My knees are aching. I know this is not uncommon. Many of us ache when injuries occur. Blunt force trauma, breaks, cuts, tears. My knees are aching to walk, to run, to stretch. They are aching because of inactivity. I so desperately want to go for a jog. I'm bored. I'm blessed. Even when I do my best, I'm left longing for better things. I can't wait to once again revel in the blessings God has given me. But why can't I now? I guess I can. I just forget.
Its a strange thing to ache to do something. We all desire. We all have wants and needs, but I want to walk. Is it too much too ask? Although I know its not true, I feel that if I could just get up and take a stroll I would be utterly satisfied. I feel like I would never have another desire if this one dream is fulfilled. When I stretch my legs around the block, I will again hop, skip, and jump....but not now. Now is the time to appreciate what I have. Yet now is not what I fixate on. I fixate on my hopes. I hope things will be better even when they aren't bad. Why? I'm not sure.

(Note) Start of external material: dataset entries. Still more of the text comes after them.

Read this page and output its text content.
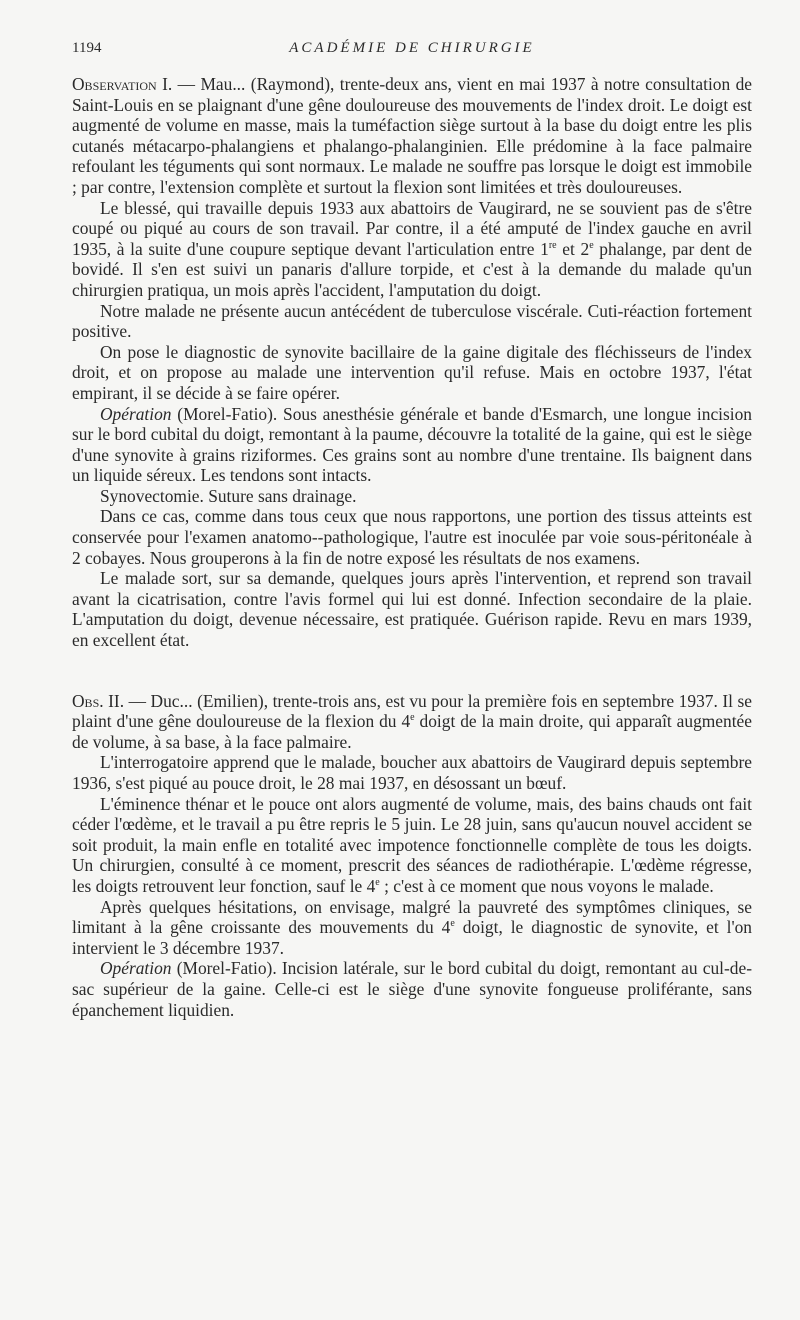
1194	ACADÉMIE DE CHIRURGIE

Observation I. — Mau... (Raymond), trente-deux ans, vient en mai 1937 à notre consultation de Saint-Louis en se plaignant d'une gêne douloureuse des mouvements de l'index droit. Le doigt est augmenté de volume en masse, mais la tuméfaction siège surtout à la base du doigt entre les plis cutanés métacarpo-phalangiens et phalango-phalanginien. Elle prédomine à la face palmaire refoulant les téguments qui sont normaux. Le malade ne souffre pas lorsque le doigt est immobile ; par contre, l'extension complète et surtout la flexion sont limitées et très douloureuses.

Le blessé, qui travaille depuis 1933 aux abattoirs de Vaugirard, ne se souvient pas de s'être coupé ou piqué au cours de son travail. Par contre, il a été amputé de l'index gauche en avril 1935, à la suite d'une coupure septique devant l'articulation entre 1re et 2e phalange, par dent de bovidé. Il s'en est suivi un panaris d'allure torpide, et c'est à la demande du malade qu'un chirurgien pratiqua, un mois après l'accident, l'amputation du doigt.

Notre malade ne présente aucun antécédent de tuberculose viscérale. Cuti-réaction fortement positive.

On pose le diagnostic de synovite bacillaire de la gaine digitale des fléchisseurs de l'index droit, et on propose au malade une intervention qu'il refuse. Mais en octobre 1937, l'état empirant, il se décide à se faire opérer.

Opération (Morel-Fatio). Sous anesthésie générale et bande d'Esmarch, une longue incision sur le bord cubital du doigt, remontant à la paume, découvre la totalité de la gaine, qui est le siège d'une synovite à grains riziformes. Ces grains sont au nombre d'une trentaine. Ils baignent dans un liquide séreux. Les tendons sont intacts.

Synovectomie. Suture sans drainage.

Dans ce cas, comme dans tous ceux que nous rapportons, une portion des tissus atteints est conservée pour l'examen anatomo--pathologique, l'autre est inoculée par voie sous-péritonéale à 2 cobayes. Nous grouperons à la fin de notre exposé les résultats de nos examens.

Le malade sort, sur sa demande, quelques jours après l'intervention, et reprend son travail avant la cicatrisation, contre l'avis formel qui lui est donné. Infection secondaire de la plaie. L'amputation du doigt, devenue nécessaire, est pratiquée. Guérison rapide. Revu en mars 1939, en excellent état.

Obs. II. — Duc... (Emilien), trente-trois ans, est vu pour la première fois en septembre 1937. Il se plaint d'une gêne douloureuse de la flexion du 4e doigt de la main droite, qui apparaît augmentée de volume, à sa base, à la face palmaire.

L'interrogatoire apprend que le malade, boucher aux abattoirs de Vaugirard depuis septembre 1936, s'est piqué au pouce droit, le 28 mai 1937, en désossant un bœuf.

L'éminence thénar et le pouce ont alors augmenté de volume, mais, des bains chauds ont fait céder l'œdème, et le travail a pu être repris le 5 juin. Le 28 juin, sans qu'aucun nouvel accident se soit produit, la main enfle en totalité avec impotence fonctionnelle complète de tous les doigts. Un chirurgien, consulté à ce moment, prescrit des séances de radiothérapie. L'œdème régresse, les doigts retrouvent leur fonction, sauf le 4e ; c'est à ce moment que nous voyons le malade.

Après quelques hésitations, on envisage, malgré la pauvreté des symptômes cliniques, se limitant à la gêne croissante des mouvements du 4e doigt, le diagnostic de synovite, et l'on intervient le 3 décembre 1937.

Opération (Morel-Fatio). Incision latérale, sur le bord cubital du doigt, remontant au cul-de-sac supérieur de la gaine. Celle-ci est le siège d'une synovite fongueuse proliférante, sans épanchement liquidien.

I've given up seven different things. From these I've learned that there are at least 7 things I value, some more than other. I've learned that none of these are worth a hill of beans without God. How empty would life be without him? I can't imagine. I can't imagine constantly chasing after the next best thing when the one good thing was sitting right in front of me. Deep, I know. But true. Its nice tapping into that truth. My boredom will last for another 20 minutes till I find something to do. My blessings will last forever.